L’OPEP et la Russie scellent leurs fiançailles
Demande morose et boom du schiste américain lui ont forcé la main: l’OPEP a formalisé mardi son rapprochement avec la Russie. Une alliance devenue nécessaire pour conserver son influence sur les cours
Réunis à Vienne, les 14 membres de l'Organisation des pays exportateurs de pétrole (OPEP) et leurs dix partenaires, dont la Russie, ont approuvé une «charte de coopération» pérennisant leurs relations. Le document doit encore être ratifié par chaque Etat.
Leur alliance, jusqu'alors informelle, remonte à fin 2016: confrontés à l'effondrement des cours du brut, les membres de l'OPEP s'étaient mis d'accord avec un groupe de producteurs tiers, dont la Russie, le Mexique et le Kazakhstan, pour limiter l'offre.
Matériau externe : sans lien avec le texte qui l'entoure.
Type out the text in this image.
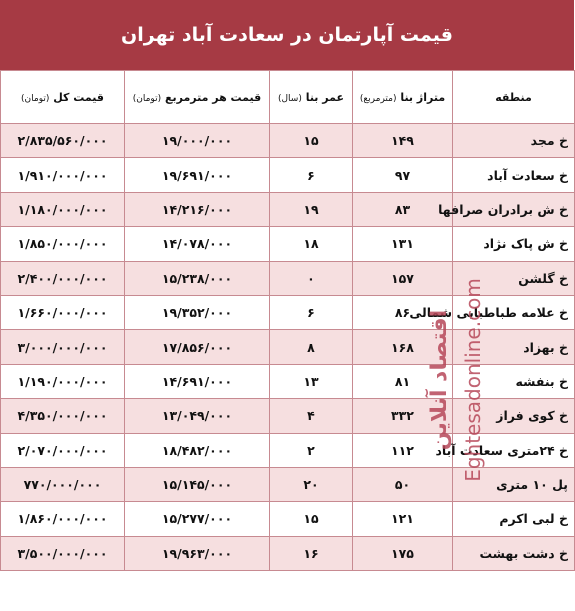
قیمت آپارتمان در سعادت آباد تهران
منطقه	متراژ بنا (مترمربع)	عمر بنا (سال)	قیمت هر مترمربع (تومان)	قیمت کل (تومان)
خ مجد	۱۴۹	۱۵	۱۹/۰۰۰/۰۰۰	۲/۸۳۵/۵۶۰/۰۰۰
خ سعادت آباد	۹۷	۶	۱۹/۶۹۱/۰۰۰	۱/۹۱۰/۰۰۰/۰۰۰
خ ش برادران صرافها	۸۳	۱۹	۱۴/۲۱۶/۰۰۰	۱/۱۸۰/۰۰۰/۰۰۰
خ ش پاک نژاد	۱۳۱	۱۸	۱۴/۰۷۸/۰۰۰	۱/۸۵۰/۰۰۰/۰۰۰
خ گلشن	۱۵۷	۰	۱۵/۲۳۸/۰۰۰	۲/۴۰۰/۰۰۰/۰۰۰
خ علامه طباطبایی شمالی	۸۶	۶	۱۹/۳۵۲/۰۰۰	۱/۶۶۰/۰۰۰/۰۰۰
خ بهزاد	۱۶۸	۸	۱۷/۸۵۶/۰۰۰	۳/۰۰۰/۰۰۰/۰۰۰
خ بنفشه	۸۱	۱۳	۱۴/۶۹۱/۰۰۰	۱/۱۹۰/۰۰۰/۰۰۰
خ کوی فراز	۳۳۲	۴	۱۳/۰۴۹/۰۰۰	۴/۳۵۰/۰۰۰/۰۰۰
خ ۲۴متری سعادت آباد	۱۱۲	۲	۱۸/۴۸۲/۰۰۰	۲/۰۷۰/۰۰۰/۰۰۰
پل ۱۰ متری	۵۰	۲۰	۱۵/۱۴۵/۰۰۰	۷۷۰/۰۰۰/۰۰۰
خ لبی اکرم	۱۲۱	۱۵	۱۵/۲۷۷/۰۰۰	۱/۸۶۰/۰۰۰/۰۰۰
خ دشت بهشت	۱۷۵	۱۶	۱۹/۹۶۳/۰۰۰	۳/۵۰۰/۰۰۰/۰۰۰
اقتصاد آنلاین Eghtesadonline.com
Sans surprise, ces 24 pays, rassemblés sous l'appellation «OPEP+» et qui pompent la moitié du pétrole mondial, ont confirmé mardi reconduire pour neuf mois leur accord visant à réduire leur offre cumulée de 1,2 million de barils par jour (mbj) par rapport à octobre 2018.
Moscou prend l’ascendant
Le suspense était limité: le président russe Vladimir Poutine avait annoncé, en marge du G20 d'Osaka, s'être entendu avec Riyad pour prolonger les baisses de production… avant même les réunions à Vienne.
Et lundi dans la capitale autrichienne, c'est le ministre russe de l'Energie Alexandre Novak qui a dévoilé devant la presse «le soutien unanime» pour une extension jusqu'à mars 2020.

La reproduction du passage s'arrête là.